Now that both functions are set up the main section of the script is written.

First in the main part of the script a list of target geocoordinates are fetched from the data folder in the geocoordinates.csv file and loaded into python using pandas’ dataframe method. The geocoordinates are then formatted as geocoordinates using geopandas.

# Data import path
SENSORS_CSV   = 'data/geocoordinates.csv'

# Data Import
df1 = pd.read_csv(SENSORS_CSV)

# Keep only relevant columns
df = df1.loc[:, ("LATITUDE", "LONGITUDE")]

# Create point geometries
geometry = geopandas.points_from_xy(df.LONGITUDE, df.LATITUDE)
geo_df = geopandas.GeoDataFrame(df[['LATITUDE', 'LONGITUDE']], geometry=geometry)
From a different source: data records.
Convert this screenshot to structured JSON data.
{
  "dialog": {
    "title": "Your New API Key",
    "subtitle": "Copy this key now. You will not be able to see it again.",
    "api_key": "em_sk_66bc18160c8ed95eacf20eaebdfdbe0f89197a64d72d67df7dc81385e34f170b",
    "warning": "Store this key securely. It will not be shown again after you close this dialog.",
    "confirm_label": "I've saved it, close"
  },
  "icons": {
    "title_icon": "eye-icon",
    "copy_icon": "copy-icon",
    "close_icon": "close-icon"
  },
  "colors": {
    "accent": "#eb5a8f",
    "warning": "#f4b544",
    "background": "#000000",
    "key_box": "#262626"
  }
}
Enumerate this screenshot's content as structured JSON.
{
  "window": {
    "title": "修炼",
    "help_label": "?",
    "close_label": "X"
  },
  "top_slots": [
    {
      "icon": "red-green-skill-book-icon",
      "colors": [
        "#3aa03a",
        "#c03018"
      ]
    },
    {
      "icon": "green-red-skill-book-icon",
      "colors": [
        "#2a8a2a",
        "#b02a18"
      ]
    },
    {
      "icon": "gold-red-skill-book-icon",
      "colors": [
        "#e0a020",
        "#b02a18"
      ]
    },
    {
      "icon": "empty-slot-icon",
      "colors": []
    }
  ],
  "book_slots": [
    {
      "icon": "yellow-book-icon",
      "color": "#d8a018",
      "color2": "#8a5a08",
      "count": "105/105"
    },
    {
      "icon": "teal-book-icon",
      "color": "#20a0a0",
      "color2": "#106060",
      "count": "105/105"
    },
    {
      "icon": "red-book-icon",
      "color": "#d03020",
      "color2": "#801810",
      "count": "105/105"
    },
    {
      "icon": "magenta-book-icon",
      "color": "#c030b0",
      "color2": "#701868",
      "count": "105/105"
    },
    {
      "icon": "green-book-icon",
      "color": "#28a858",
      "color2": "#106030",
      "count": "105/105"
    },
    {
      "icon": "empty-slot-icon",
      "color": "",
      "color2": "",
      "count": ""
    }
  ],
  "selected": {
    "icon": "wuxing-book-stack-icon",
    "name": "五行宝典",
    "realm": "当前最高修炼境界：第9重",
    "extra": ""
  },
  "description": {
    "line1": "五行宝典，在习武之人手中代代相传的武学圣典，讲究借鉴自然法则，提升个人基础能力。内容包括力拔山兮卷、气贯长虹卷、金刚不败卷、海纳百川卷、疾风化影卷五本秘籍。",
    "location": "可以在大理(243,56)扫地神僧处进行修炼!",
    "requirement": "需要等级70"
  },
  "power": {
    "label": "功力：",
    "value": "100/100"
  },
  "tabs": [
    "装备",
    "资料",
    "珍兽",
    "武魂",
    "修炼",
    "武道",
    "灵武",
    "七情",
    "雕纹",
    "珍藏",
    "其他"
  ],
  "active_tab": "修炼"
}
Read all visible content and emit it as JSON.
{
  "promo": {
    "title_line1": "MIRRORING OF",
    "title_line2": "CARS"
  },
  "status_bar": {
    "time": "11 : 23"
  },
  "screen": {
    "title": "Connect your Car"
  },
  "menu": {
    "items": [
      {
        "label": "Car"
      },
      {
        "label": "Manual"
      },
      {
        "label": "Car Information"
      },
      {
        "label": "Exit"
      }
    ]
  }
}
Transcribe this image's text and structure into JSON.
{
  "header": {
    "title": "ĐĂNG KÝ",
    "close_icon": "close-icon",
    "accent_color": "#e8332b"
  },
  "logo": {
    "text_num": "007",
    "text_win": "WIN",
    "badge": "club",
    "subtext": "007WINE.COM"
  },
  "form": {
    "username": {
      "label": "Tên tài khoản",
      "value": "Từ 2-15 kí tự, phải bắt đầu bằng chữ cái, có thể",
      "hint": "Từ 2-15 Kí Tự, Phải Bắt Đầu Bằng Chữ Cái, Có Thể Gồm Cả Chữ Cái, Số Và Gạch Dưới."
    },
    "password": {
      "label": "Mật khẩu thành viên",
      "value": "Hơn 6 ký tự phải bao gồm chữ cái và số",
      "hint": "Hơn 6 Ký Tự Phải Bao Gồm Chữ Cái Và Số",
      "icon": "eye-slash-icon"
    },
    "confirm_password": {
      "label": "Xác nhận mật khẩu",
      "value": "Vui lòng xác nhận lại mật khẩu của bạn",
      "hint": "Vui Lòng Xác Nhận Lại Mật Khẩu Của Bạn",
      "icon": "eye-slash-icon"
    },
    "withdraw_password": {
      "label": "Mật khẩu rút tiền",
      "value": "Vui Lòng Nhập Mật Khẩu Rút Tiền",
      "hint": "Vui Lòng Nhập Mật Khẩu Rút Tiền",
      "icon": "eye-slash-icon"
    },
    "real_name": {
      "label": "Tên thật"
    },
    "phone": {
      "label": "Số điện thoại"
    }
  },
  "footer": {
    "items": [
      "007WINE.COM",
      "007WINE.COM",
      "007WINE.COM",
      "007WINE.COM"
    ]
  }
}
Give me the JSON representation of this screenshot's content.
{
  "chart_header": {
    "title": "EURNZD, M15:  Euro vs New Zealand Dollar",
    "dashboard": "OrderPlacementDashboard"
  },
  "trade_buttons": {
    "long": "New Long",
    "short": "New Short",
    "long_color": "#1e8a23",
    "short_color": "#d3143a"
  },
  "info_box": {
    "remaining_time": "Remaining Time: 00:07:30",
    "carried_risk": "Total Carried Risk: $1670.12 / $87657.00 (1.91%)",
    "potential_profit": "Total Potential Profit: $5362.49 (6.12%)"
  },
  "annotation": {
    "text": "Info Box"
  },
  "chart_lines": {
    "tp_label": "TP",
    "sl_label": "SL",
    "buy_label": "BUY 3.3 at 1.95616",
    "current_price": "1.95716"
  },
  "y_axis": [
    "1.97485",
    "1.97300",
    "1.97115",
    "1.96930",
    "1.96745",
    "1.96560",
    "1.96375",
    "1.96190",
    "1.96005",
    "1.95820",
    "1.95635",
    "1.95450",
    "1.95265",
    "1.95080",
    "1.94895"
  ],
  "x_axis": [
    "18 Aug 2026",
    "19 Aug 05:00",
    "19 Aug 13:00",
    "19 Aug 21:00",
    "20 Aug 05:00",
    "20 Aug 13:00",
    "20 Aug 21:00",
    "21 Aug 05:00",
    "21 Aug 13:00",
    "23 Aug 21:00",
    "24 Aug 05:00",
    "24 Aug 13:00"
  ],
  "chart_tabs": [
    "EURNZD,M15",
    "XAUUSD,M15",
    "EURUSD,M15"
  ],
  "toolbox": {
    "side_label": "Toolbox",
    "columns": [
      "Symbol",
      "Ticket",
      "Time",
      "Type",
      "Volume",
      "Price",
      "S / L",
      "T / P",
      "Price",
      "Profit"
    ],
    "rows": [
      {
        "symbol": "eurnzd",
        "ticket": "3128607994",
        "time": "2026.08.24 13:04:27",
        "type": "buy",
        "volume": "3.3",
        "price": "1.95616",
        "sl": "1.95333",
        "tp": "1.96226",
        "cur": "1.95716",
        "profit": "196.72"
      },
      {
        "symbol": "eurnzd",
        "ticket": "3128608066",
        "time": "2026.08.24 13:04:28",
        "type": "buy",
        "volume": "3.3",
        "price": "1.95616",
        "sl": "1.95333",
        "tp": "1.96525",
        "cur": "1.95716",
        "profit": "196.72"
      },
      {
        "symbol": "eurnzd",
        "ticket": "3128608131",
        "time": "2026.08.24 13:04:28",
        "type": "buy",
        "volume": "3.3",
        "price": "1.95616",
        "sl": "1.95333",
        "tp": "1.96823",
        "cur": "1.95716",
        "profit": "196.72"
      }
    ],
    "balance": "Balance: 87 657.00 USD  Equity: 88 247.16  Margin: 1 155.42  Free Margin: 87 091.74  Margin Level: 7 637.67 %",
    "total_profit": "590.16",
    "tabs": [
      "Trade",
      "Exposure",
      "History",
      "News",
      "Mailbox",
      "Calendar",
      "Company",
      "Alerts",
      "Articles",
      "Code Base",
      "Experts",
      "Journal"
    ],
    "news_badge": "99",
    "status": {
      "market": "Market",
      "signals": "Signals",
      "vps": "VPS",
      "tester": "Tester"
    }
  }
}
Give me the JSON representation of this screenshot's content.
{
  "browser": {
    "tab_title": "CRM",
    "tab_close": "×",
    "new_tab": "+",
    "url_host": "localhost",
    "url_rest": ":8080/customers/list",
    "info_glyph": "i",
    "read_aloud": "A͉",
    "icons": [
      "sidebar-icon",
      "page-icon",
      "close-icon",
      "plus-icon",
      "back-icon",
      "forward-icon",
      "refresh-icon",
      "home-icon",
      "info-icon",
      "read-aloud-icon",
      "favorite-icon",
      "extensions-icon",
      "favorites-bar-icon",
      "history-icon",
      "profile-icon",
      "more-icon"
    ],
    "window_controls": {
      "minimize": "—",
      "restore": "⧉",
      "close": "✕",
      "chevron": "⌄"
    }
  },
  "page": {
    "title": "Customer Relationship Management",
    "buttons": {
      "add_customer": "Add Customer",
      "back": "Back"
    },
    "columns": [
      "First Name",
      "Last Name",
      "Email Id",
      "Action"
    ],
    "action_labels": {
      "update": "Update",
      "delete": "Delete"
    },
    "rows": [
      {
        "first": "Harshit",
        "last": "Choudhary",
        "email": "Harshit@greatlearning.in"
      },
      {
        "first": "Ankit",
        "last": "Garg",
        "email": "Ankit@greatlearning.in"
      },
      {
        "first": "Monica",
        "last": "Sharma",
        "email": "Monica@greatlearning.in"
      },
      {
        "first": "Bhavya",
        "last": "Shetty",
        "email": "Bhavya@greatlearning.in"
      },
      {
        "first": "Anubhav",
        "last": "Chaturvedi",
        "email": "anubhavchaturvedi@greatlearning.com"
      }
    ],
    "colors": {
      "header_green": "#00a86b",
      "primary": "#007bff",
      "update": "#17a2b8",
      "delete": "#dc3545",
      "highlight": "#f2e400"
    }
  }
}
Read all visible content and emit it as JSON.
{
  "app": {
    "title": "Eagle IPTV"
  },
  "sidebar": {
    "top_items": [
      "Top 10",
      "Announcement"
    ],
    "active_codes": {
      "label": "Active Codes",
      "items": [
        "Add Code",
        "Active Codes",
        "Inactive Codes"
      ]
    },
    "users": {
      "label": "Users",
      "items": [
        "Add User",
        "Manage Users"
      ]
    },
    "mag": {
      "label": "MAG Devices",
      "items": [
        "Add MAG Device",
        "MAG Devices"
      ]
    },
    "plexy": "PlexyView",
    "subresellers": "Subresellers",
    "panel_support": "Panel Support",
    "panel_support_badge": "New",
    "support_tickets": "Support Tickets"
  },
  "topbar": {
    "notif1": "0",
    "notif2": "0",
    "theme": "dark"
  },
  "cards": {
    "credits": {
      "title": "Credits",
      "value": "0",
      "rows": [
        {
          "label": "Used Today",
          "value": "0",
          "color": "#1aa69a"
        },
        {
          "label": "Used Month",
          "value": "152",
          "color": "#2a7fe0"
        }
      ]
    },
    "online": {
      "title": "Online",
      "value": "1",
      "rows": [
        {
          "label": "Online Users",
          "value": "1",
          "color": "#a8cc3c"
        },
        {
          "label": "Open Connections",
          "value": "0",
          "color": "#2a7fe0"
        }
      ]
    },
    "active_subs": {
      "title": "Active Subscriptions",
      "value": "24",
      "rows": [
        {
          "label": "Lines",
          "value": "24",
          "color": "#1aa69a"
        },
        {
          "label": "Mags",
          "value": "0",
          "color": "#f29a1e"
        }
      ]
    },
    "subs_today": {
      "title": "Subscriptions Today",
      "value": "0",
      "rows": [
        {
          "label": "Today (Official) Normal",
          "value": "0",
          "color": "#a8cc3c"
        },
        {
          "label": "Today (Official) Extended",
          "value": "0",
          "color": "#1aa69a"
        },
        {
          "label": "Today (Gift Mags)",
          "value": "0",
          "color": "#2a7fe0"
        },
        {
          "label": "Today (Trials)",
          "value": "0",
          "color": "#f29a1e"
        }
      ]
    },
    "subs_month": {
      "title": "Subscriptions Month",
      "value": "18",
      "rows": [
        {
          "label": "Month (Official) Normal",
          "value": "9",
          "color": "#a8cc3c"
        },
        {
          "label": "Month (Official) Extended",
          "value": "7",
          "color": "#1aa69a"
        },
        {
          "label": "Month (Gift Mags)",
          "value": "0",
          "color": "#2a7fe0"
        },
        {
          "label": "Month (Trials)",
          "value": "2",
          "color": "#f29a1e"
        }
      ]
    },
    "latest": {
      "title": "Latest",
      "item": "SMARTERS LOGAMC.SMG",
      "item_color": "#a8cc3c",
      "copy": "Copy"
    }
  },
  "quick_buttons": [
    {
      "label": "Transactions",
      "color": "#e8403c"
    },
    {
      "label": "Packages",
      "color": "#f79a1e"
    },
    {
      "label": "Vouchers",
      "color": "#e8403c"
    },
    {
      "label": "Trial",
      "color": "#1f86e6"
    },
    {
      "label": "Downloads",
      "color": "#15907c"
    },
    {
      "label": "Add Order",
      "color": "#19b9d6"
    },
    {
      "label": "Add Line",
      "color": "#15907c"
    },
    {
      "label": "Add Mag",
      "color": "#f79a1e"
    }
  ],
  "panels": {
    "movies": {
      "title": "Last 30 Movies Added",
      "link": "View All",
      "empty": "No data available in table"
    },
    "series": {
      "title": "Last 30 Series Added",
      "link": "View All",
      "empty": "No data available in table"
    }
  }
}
# Format the target geocoordinates from the csv file
target_points = []
for lo, la in zip(df["LONGITUDE"], df["LATITUDE"]):
   print(lo)
   target_points.append((la,lo))

Next the origin point is defined.

# Set the origin geocoordinate from which the paths are calculated
origin_point = (48.1372038, 11.565651)  
Lists are declared to store the optimal paths.

# Create the lists for storing the paths
long = []
lat = []

Using the list of target points from the data folder our generate_path function is called to return an optimal path for every target point. The perimeter can also be set here.

i = 0
for target_point in target_points:

    # Perimeter is the scope of the road network around a geocoordinate
    perimeter = 0.10

    # Process the optimal path
    print("Processing *************************************** " + str(i))
    x, y = generate_path(origin_point, target_point, perimeter)

    # Append the paths
    long.append(x)
    lat.append(y)

    i += 1

Finally our plot_map function is called after getting the optimal paths.

plot_map(origin_point, target_points, long, lat)

Generating optimal paths may be particularly helpful for example when visualising and understanding graph neural networks, or GNNs, in for traffic forecasting.